At the 4,600-acre Green Diamond property Fisher is afraid the developers are not coming forward with good faith intentions and with full disclosure. Meanwhile the 4,600 acres are being divided into three parcels. A parcel of 1,300 acres on Green Diamond's south side is going to buyer Kirkman Finlay III. Finlay intends to farm the property and maintain it for recreation.
Between Finlay's purchase and I-77 there's another 1,300 acres targeted for a soft path to sewage treatment with a large field of cattails and other nitrogen/phosphorus eating plants. The treatment plant would allow its process to include a slow seepage of treated sewage across the 1,300 acres on its flow to the river. By the time the treated water hits the Congaree, the developers say, it should be cleaner than the Congaree.
Several years ago, the first attempt to develop Green Diamond was driven by the Myrtle Beach development firm, Burroughs & Chapin, still one of the owners of the 4,600-acre site. The ownership comes under the name Columbia Venture. Burroughs & Chapin receded to promote Greenville developer Bob Hughes as the project's driving force.
Fisher said last week, "When Columbia Venture's new front man, Greenville developer Bob Hughes, went before City Council he was asked directly if they intended to build levees. He danced around the issue, refusing to say no."
The need for improved levees is apparent to Fisher if the 2,000 acres targeted fordevelopment actually gets built out. The area north of I-77, around where the city has its sewage treatment plant near the campus of Heathwood Hall School, needs levee protection now to prevent a repeat of the damages from a flood 30 years ago. Then the property owner of what is now called Green Diamond successfully sued the city for millions.
City council sees the potential for taxable development at Green Diamond and also the potential for low-cost, low-impact sewage treatment improvements as described by developer Hughes. Council has authorized further study, to include a fact-finding trip to a similar treatment project in Orlando.
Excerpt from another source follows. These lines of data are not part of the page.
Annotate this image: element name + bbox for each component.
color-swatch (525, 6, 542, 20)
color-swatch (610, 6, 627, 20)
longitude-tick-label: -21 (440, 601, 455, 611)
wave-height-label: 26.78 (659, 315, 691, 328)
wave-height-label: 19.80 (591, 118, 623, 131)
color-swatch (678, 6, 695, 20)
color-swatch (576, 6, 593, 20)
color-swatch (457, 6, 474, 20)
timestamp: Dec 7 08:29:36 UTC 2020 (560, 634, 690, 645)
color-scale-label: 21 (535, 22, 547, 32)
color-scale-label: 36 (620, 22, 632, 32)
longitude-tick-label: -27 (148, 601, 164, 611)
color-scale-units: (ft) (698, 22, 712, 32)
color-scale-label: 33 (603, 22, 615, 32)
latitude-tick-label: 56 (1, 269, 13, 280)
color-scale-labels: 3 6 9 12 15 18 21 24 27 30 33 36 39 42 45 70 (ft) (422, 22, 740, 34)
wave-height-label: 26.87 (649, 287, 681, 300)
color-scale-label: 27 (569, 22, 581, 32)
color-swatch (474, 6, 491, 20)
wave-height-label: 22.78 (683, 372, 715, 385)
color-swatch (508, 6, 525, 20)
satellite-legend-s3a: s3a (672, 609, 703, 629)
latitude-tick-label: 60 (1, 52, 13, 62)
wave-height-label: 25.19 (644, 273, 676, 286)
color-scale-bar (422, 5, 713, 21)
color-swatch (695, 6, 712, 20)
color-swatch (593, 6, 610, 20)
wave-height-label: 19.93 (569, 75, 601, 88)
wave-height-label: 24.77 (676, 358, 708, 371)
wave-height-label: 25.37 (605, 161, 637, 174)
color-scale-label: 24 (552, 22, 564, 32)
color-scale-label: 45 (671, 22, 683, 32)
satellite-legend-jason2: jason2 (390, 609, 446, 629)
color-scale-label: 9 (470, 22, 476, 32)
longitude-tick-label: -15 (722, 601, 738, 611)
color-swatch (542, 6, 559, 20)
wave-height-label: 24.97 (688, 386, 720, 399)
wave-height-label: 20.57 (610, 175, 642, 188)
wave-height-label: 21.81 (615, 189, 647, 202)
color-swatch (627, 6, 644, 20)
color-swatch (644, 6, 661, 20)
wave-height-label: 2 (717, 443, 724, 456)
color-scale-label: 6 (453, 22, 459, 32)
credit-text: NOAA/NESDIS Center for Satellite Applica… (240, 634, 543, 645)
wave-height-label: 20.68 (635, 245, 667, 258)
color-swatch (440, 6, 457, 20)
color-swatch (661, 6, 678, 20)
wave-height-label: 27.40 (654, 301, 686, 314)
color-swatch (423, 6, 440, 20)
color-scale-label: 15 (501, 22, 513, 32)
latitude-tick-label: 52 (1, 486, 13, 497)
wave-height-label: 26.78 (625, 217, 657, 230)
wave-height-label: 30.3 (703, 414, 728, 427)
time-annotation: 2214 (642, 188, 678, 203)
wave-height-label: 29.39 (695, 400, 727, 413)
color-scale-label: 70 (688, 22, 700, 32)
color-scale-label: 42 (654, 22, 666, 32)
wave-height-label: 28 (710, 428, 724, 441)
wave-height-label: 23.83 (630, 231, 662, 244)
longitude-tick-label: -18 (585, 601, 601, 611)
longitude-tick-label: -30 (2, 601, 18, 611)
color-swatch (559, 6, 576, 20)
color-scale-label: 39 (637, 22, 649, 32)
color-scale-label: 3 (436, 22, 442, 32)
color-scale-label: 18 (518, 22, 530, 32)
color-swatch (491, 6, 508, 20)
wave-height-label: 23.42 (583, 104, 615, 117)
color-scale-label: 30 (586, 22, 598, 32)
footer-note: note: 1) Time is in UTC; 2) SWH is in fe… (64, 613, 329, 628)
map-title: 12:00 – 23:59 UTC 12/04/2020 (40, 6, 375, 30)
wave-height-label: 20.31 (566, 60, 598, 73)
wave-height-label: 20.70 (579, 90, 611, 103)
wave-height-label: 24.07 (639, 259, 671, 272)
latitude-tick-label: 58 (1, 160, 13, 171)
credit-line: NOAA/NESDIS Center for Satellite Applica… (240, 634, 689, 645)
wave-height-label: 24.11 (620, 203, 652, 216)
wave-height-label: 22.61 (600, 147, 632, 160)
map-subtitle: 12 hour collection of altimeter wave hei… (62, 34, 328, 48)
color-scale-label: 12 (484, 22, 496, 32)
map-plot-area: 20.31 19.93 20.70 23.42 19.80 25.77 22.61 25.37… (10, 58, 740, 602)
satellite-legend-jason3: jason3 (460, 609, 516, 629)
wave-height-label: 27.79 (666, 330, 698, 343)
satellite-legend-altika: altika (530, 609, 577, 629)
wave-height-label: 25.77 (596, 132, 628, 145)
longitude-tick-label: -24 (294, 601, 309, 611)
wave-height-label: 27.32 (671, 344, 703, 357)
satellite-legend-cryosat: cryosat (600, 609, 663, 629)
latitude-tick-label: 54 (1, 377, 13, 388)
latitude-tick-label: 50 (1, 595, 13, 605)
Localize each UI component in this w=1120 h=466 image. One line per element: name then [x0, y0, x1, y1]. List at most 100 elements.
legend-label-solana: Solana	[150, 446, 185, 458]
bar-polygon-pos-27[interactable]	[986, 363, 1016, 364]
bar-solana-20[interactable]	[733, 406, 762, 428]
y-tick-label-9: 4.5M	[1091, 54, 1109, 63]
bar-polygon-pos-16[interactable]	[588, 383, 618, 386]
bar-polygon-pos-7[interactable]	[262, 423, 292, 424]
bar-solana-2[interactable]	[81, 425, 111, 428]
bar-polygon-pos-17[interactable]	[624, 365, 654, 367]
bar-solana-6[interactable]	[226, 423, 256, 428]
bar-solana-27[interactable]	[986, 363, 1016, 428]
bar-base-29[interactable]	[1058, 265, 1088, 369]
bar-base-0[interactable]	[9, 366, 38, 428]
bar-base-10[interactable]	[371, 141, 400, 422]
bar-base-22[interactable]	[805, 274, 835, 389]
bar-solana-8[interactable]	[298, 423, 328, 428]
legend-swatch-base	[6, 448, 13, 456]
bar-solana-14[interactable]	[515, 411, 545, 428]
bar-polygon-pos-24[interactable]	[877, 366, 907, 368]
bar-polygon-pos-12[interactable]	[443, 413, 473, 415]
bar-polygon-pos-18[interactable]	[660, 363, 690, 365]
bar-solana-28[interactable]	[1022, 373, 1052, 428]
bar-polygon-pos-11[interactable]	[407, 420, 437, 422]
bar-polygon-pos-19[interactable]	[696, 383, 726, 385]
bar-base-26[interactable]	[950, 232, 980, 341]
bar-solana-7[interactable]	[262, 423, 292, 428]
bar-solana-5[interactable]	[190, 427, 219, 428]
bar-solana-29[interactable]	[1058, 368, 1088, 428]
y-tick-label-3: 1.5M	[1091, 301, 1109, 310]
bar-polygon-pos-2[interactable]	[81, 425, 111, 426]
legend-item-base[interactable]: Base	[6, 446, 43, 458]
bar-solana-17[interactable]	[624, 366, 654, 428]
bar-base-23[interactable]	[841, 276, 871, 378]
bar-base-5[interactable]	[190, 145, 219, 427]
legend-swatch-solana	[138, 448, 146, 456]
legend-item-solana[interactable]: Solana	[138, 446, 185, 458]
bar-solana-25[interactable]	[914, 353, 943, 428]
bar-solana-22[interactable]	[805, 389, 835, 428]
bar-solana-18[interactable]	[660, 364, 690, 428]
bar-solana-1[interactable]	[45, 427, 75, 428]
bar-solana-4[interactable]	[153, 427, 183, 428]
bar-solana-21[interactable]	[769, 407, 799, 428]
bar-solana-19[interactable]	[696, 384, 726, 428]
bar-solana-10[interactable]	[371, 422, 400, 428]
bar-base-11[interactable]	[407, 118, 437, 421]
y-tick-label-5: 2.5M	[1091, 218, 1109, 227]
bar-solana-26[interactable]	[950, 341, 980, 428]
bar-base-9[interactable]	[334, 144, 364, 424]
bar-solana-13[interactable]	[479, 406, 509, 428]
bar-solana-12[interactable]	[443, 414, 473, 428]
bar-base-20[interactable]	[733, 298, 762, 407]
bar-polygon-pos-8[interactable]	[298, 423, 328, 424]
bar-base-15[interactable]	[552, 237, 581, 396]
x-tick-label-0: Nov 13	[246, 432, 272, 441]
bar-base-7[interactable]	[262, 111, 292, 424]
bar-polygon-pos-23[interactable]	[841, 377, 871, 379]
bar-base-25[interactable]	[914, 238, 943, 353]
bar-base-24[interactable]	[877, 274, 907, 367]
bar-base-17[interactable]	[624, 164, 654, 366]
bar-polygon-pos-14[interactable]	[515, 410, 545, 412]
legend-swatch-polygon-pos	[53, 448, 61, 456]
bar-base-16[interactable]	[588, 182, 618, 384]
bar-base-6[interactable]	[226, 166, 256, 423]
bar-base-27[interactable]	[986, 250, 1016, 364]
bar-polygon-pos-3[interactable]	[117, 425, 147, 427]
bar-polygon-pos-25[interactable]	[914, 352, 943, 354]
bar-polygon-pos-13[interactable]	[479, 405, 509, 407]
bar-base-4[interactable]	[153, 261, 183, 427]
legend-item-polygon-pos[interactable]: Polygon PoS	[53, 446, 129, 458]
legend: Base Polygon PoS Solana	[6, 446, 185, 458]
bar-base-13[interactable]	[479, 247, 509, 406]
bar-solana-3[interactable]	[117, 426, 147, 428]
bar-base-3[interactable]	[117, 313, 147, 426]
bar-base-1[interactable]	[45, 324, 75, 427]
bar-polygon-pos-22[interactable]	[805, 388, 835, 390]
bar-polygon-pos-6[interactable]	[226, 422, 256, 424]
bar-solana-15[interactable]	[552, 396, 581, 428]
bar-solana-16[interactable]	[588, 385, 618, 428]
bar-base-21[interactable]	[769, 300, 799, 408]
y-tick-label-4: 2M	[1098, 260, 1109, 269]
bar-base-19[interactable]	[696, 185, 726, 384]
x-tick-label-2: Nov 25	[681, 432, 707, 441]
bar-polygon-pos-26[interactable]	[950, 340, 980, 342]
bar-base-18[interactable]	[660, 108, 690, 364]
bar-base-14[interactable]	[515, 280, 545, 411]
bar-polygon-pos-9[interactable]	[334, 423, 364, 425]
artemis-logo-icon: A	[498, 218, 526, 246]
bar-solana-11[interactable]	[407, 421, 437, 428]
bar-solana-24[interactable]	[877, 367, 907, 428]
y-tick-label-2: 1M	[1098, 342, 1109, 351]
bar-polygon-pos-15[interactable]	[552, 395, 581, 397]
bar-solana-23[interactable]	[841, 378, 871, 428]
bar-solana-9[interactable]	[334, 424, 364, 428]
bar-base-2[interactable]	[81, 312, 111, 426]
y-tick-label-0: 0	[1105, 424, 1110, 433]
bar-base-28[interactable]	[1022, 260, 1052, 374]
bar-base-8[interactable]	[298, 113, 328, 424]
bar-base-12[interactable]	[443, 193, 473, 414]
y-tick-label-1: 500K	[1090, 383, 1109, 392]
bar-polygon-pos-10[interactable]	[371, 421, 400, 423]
The city has the end to the Lady Street construction project on its calendar, as they see the end of the first phase of Main Street construction coming soon enough to allow for the beginning of the second phase. The Harden Street restaurant Parthenon closed, but even Five Points appears to be approaching completion of its street improvements. The problem in Five Points, though, is the $32 million project reportedly is not improving much of the flooding problems.